Five or maybe a bit more years ago, if you were on Steam you were able to pay your bills to varying degrees of success. But now it means nothing. Anyone can get on the platform and a lot of people are just publishing 99 cent games that are full of ‘achievements’.
I think the fact is it’s so hard to have your game found on Steam. The platform isn’t offering you anything any more. In fact, it’s taking $100 from you and some games don’t make much more than their $100 back. On top of that you’re giving up 30 cents on every dollar.
There was a time when just being on the platform was of value, and that isn’t the case any more. So it’s not surprising if a lot of developers don’t feel that Valve is earning their share.
When the iPhone came out, you could sort of get anything onto the marketplace and it would make money.
Yeah. It’s really exciting, there’s more ways than ever to make a creative project of any kind, and to get it out there.

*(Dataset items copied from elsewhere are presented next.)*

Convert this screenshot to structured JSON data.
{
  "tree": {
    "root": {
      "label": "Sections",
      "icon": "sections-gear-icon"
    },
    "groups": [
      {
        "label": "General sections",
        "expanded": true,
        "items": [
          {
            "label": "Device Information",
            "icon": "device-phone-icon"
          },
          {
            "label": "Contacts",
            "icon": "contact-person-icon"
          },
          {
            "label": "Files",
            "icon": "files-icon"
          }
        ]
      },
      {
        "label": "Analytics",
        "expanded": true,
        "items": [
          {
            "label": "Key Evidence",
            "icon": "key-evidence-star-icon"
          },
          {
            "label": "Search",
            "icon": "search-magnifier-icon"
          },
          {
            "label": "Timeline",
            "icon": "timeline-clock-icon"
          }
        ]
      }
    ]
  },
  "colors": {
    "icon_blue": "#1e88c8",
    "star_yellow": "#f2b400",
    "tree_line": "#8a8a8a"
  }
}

But it’s harder to monetize than ever, and people have got to pay bills.
So if people want to make games or be creative for a living, unfortunately these are things that often people have to do in their spare time while they’re working some fulltime job that isn’t that.
In Hiding Spot you: “cope your way through dozens of elegant puzzles; push and pull your furniture around; manage your anxiety; and make a judgement call about whether you’re depressed or just in need of some alone time.” What draws you to indie games? What are some of the cool things going on in the scene at the moment?

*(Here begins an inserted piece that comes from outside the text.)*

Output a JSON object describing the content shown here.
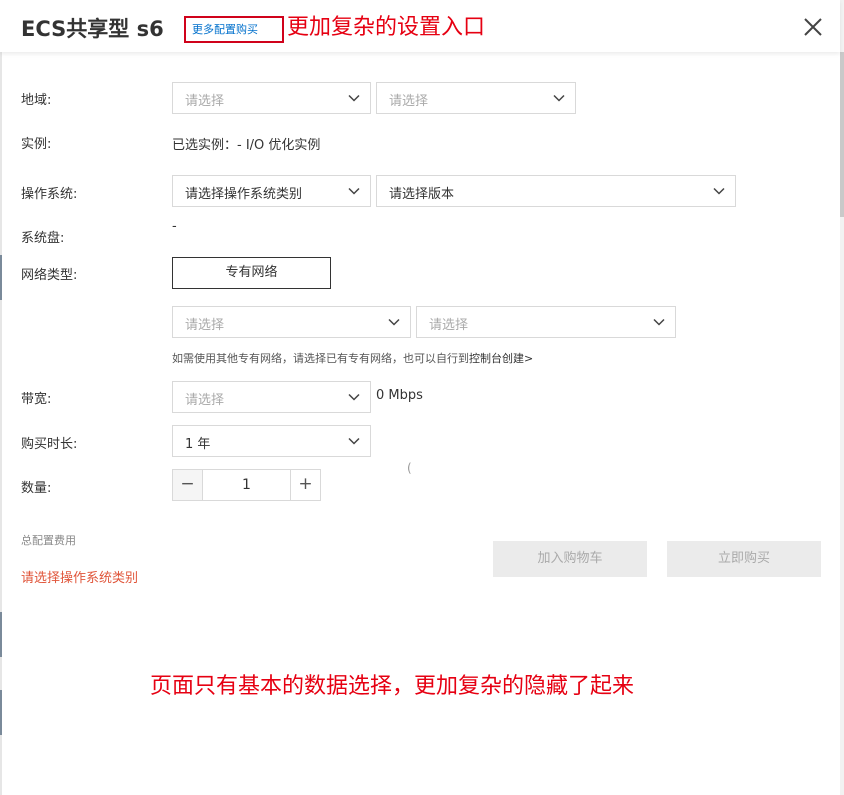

That’s one of the nice things about when games became this accessible thing to make. It sprouted these communities of people making weird, small games that don’t cost much to make. So you can make something weird which, when you have a team of a thousand people working on a giant AAA game, you can’t take too many risks. You can’t make a small puzzle game about managing your anxiety.

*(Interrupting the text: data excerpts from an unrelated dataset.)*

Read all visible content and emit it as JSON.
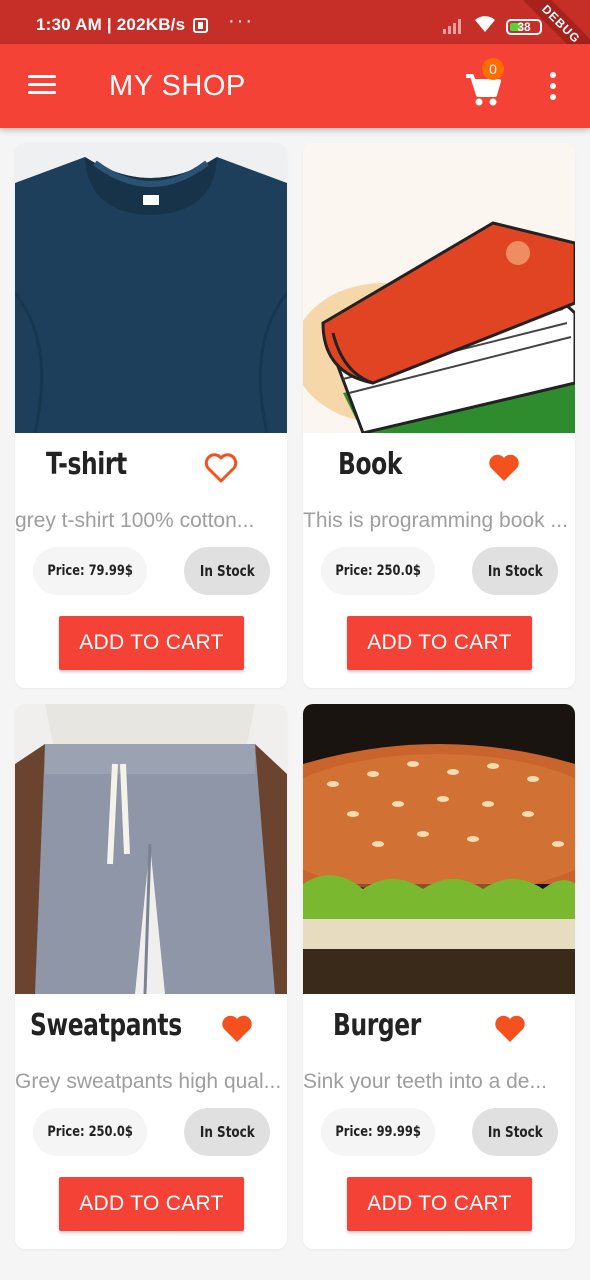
{
  "status_bar": {
    "time": "1:30 AM | 202KB/s",
    "more": "···",
    "battery": "38",
    "debug": "DEBUG"
  },
  "app_bar": {
    "title": "MY SHOP",
    "cart_count": "0"
  },
  "colors": {
    "primary": "#f44336",
    "status_bar": "#c62f28",
    "badge": "#ff6d00",
    "heart": "#f4511e"
  },
  "products": [
    {
      "name": "T-shirt",
      "description": "grey t-shirt  100% cotton...",
      "price": "Price: 79.99$",
      "stock": "In Stock",
      "favorite": false,
      "image": "tshirt-image",
      "button": "ADD TO CART"
    },
    {
      "name": "Book",
      "description": "This is programming book ...",
      "price": "Price: 250.0$",
      "stock": "In Stock",
      "favorite": true,
      "image": "book-image",
      "button": "ADD TO CART"
    },
    {
      "name": "Sweatpants",
      "description": "Grey sweatpants high qual...",
      "price": "Price: 250.0$",
      "stock": "In Stock",
      "favorite": true,
      "image": "sweatpants-image",
      "button": "ADD TO CART"
    },
    {
      "name": "Burger",
      "description": "Sink your teeth into a de...",
      "price": "Price: 99.99$",
      "stock": "In Stock",
      "favorite": true,
      "image": "burger-image",
      "button": "ADD TO CART"
    }
  ]
}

It’s probably been a good 10 years now where indie games have been a strongly established thing. It’s like outsider art or whatever. There’s a lot of cool stuff getting made all the time.
Some of the people whose work I really admire…
Stephen Lavelle is definitely a name that stands above everyone else. He is best known for Stephen’s Sausage Roll but he’s incredibly prolific. He makes a handful of games a month, and every game is worth your time – which seems impossible. His output and just how creative each game is, I’m really a huge fan of his.
Alan Hazelden also is an incredible game designer. I’ve learned more from Alan than anyone in terms of what makes an interesting puzzle game. And I think a lot of that applies more broadly to games in general.
This is obviously a trick question, because all of the game people I know don’t have the time to play video games anymore. Do you set yourself homework, like have 30 minutes at the end of the day to play something?
I don’t have anything structured like that, but I should make that time.
I have found that I’m playing less games now than I would like to. Like I played a bunch of Red Dead Redemption and that’s like 50 hours for the main story. Who has that kind of time?
Mostly I tend to lean towards small indie games, not only because I think that’s where the most exciting stuff is being made, but also because they tend to be these more bite-sized things. And by that I still mean a 10 hour experience, so not short compared to other media. I think that way you can consume more ideas than you can just playing these AAA games that are much more expensive and ask for a lot more of your time.
If you were to come across a young, starting out game developer who wanted to get into indie games, what is your advice to them?
A lot of people are like, oh, it’s really irresponsible to make games because financially it’s not viable, and you have to be extremely lucky, and so on.
But my biggest regret is not starting sooner. I’m 33 and I’ve been making games for only 5 years now. I just wish I’d started sooner. If you have any desire to make games, you can do it. Just start.
What’s next? Where can people follow you?
Well I’m working fulltime with Alice & Smith on some secrets, and I’ll surely have more small puzzle games that I’ll publish in the near future.